QUOTE
If you know of Quantum Physics, you'll know that there are supposed multiple universes. With every decision made, a new universe is created with the opposite decision.
Example. You flip a coin, it lands on tails. In this universe the opportunity for that coin to land on heads is ultimately crushed. However, in order for the coin to land on heads, a new universe with a new future is created for that coin to land on heads.
That's not quite true. What you're talking about is an interpretation of quantum mechanics called the many worlds interpretation. However, there's a point about that interpretation that is often not made clear: "many worlds" does not mean "parallel universes." All of the many worlds take place in the same universe.
Briefly, in quantum mechanics a system appears to be in a superposition of states (that is, in all of them at once to some degree) until something specifically happens to it ("measurement") and it "collapses" into a single state. The whole idea of a collapse into a single state out of many is itself a philosophical interpretation known as the Copenhagen interpretation. The many worlds interpretation is a rival interpretation that rejects the idea of a collapse at all. Sometimes people describe the many worlds in such a way that it sounds like there is a collapse--that is, the system collapses down to a single state in our universe but a bunch of separate universes also spring up in which the other possibilities are played out. If that were the case, there'd really be no point to throwing in all that talk of new universes on top of the Copenhagen collapse because it doesn't shed any light on the actual mystery, which is the question of what the collapse is.

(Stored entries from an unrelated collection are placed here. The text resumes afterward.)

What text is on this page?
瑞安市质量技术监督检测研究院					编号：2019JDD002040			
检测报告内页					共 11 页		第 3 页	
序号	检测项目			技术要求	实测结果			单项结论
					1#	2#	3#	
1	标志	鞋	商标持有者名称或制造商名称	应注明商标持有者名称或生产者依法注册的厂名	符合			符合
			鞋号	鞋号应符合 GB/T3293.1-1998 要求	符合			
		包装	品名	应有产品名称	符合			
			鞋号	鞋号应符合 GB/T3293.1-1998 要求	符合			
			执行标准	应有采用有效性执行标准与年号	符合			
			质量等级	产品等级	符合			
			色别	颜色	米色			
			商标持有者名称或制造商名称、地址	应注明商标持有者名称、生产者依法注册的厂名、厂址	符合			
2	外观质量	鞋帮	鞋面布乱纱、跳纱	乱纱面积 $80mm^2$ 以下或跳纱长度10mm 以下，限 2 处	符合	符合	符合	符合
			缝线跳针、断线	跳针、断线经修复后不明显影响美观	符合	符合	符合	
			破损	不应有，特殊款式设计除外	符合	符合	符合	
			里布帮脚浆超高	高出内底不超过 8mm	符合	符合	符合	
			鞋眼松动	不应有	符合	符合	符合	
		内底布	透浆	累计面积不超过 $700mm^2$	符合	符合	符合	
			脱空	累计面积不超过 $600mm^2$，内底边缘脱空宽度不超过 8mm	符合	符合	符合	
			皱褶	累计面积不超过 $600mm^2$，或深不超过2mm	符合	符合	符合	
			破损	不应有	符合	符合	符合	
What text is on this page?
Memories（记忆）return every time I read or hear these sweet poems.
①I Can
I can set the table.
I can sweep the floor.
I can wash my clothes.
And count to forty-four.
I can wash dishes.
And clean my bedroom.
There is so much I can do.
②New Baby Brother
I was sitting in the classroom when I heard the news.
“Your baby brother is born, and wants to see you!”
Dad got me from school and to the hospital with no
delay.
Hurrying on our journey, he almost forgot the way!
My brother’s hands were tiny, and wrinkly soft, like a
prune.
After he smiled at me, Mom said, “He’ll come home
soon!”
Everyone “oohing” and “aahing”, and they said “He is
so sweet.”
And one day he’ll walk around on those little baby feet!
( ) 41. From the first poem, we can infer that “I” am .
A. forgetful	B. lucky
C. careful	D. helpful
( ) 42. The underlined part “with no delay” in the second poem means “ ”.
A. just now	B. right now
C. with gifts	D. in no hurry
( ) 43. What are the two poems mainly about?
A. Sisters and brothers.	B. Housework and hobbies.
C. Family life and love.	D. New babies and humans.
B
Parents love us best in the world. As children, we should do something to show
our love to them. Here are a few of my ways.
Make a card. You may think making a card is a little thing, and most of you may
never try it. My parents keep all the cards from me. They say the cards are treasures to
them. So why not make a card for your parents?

In the many worlds interpretation, there is never a collapse out of the superposition of states down to a single state and there is never the formation of a separate universe. There are "branchings" so to speak but that's only because things happen--whenever there are two or more possibilities for some outcome there will always be "branchings." Anyway, the point of many worlds is that there is never a collapse out of the superposition of states: everything is in a superposition of all possible states all the time (again, in the same universe). Take your coin flipping example. In many worlds, when you flip the coin you measure it as being
both heads and tails. Of course, it seems like we've made the coin pick one or the other (i.e. "collapse") and be either heads or tails. In the many worlds interpretation, observing the coin entangles the observer's states with the coin's state and now the observer himself is in a superposition of states, one in which he sees the coin as heads and one in which he sees the coin as tails (again, the idea is not that when you look at the coin and see it as heads, that a separate parallel universe springs up somewhere in which you see the coin being tails--it's all in the same universe and, indeed, the same room). Now, there are questions as to why this appears to disagree with what we perceive (why we always seem to perceive only one, definite possibility) and there's been a lot of work done by different people on the idea. But I just wanted to point out that the many worlds interpretation is often sloppily stated in a way that makes it sound as if parallel universes are literally, rather than figuratively, created.
That by itself doesn't rule out your point that maybe connections between "branches" could exist, though I believe the interpretation generally rules out that possibility.